Por MARCELA ANDRESA SEMEGHINI PEREIRA & LEANDRO GALASTRI*
Por que não bateram no casco? A crítica de Kanafani à passividade diante do genocídio palestino
“No início escrevia sobre a Palestina como uma causa em si mesma. Depois comecei a ver a Palestina como um símbolo de humanidade. Quando descrevo a miséria palestina, estou realmente apresentando o palestino como um símbolo de miséria em todo o mundo” (Ghassan Kanafani, Filhos da Palestina).
1.
Quando Antonio Gramsci estabeleceu a função do “historiador integral” em seu texto sobre os grupos sociais subalternos, enfatizou que cada traço de iniciativa autônoma e auto-organização daqueles grupos era digno de registro e estudo, pois teria enorme valor na tentativa de se elaborar uma historiografia dos subalternos que, por sua vez, pudesse informar politicamente tentativas futuras de auto-organização das classes trabalhadoras.
A importância do ato historiográfico rigoroso e minucioso se justifica ainda mais quando se sabe, como afirma o comunista italiano no mesmo texto, que os grupos subalternos sofrem permanentemente as investidas das classes dominantes por meio do Estado contra suas tentativas de unificação, desde os movimentos mais espontâneos e incipientes.
A tarefa do historiador integral dos grupos subalternos começa então com o estabelecimento de critérios metodológicos para a compilação, o registro e o estudo de todas as iniciativas históricas desses grupos para se constituírem em classes sociais unificadas, passa pela aplicação desses critérios em parâmetros hodiernos (Benedetto Croce escreveu que a história é sempre história contemporânea) e se conclui na prática política, na ciência e na arte da política, como princípios de estudo e ação para que os grupos sociais subalternos do presente empreendam a própria luta por autonomia e unificação em classe social organizada como Estado.

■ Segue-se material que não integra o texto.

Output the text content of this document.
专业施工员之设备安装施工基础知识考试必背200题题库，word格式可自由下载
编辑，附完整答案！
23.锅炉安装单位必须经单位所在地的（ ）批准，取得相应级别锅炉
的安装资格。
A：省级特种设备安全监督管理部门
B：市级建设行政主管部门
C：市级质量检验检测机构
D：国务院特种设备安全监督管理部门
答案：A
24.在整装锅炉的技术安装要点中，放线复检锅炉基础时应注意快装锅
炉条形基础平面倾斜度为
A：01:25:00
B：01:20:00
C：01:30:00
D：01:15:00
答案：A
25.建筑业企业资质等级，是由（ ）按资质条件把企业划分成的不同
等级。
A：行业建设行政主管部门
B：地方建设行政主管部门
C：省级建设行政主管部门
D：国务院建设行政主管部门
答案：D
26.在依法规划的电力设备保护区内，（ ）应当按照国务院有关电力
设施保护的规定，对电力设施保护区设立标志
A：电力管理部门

Não devemos, no entanto, tomar a expressão “historiador integral” literalmente, em especial o primeiro termo. A arte em seu sentido amplo e a literatura em particular fazem parte dessa “historiografia integral” autônoma dos grupos subalternos, principalmente quando conseguem expressar, fazer sentir, tanto quanto conhecer e compreender as condições de sofrimento e luta daqueles que resistem, revidam e procuram se organizar contra a exploração e a opressão de sua força de trabalho, seus corpos, suas mentes, suas vidas.
2.
Assim o fez, com a pena em punho, o escritor palestino Ghassan Kanafani, um dos mais importantes representantes da literatura palestina, autor que ajudou a elevar a causa nacional de seu povo, assassinado pelo serviço secreto sionista em 1972, aos 36 anos de idade.
A literatura de Ghassan Kanafani apresenta a questão palestina como a causa nacional de um povo colonizado, a questão nacional mais urgente de nosso tempo. Trata-se de uma autêntica questão “nacional-popular”, se quisermos manter a linguagem gramsciana. É problema amplamente nacional e popular, já que, correntemente, não se pode falar em “classes sociais” na Palestina, porque o Estado genocida de Israel reduziu seu território à miséria generalizada.
As classes dominantes nesse caso não são palestinas, são colonizadores israelenses, é a burguesia nazi-fascista de Israel, que promove a primeira limpeza étnica televisionada e fartamente difundida pelas redes sociais. Içar a arte de Ghassan Kanafani para o centro do debate político e da denúncia do genocídio em curso tem o sentido da urgência nacional-popular palestina.
Ghassan Kanafani é uma espécie de historiador integral da luta palestina naquele sentido lato em que participa a criação literária e todo seu potencial de fazer sentir e compreender a epopeia trágica de um povo lutador e fiel às suas raízes. Mas ele é também o intelectual orgânico que participou da criação da Frente Popular para a Libertação da Palestina e o romancista que registrou, pela pena da ficção, o drama de personagens específicos criados para representar a brutal realidade coletiva de milhões de palestinos massacrados diariamente pelo Estado colonialista e racista de Israel durante décadas.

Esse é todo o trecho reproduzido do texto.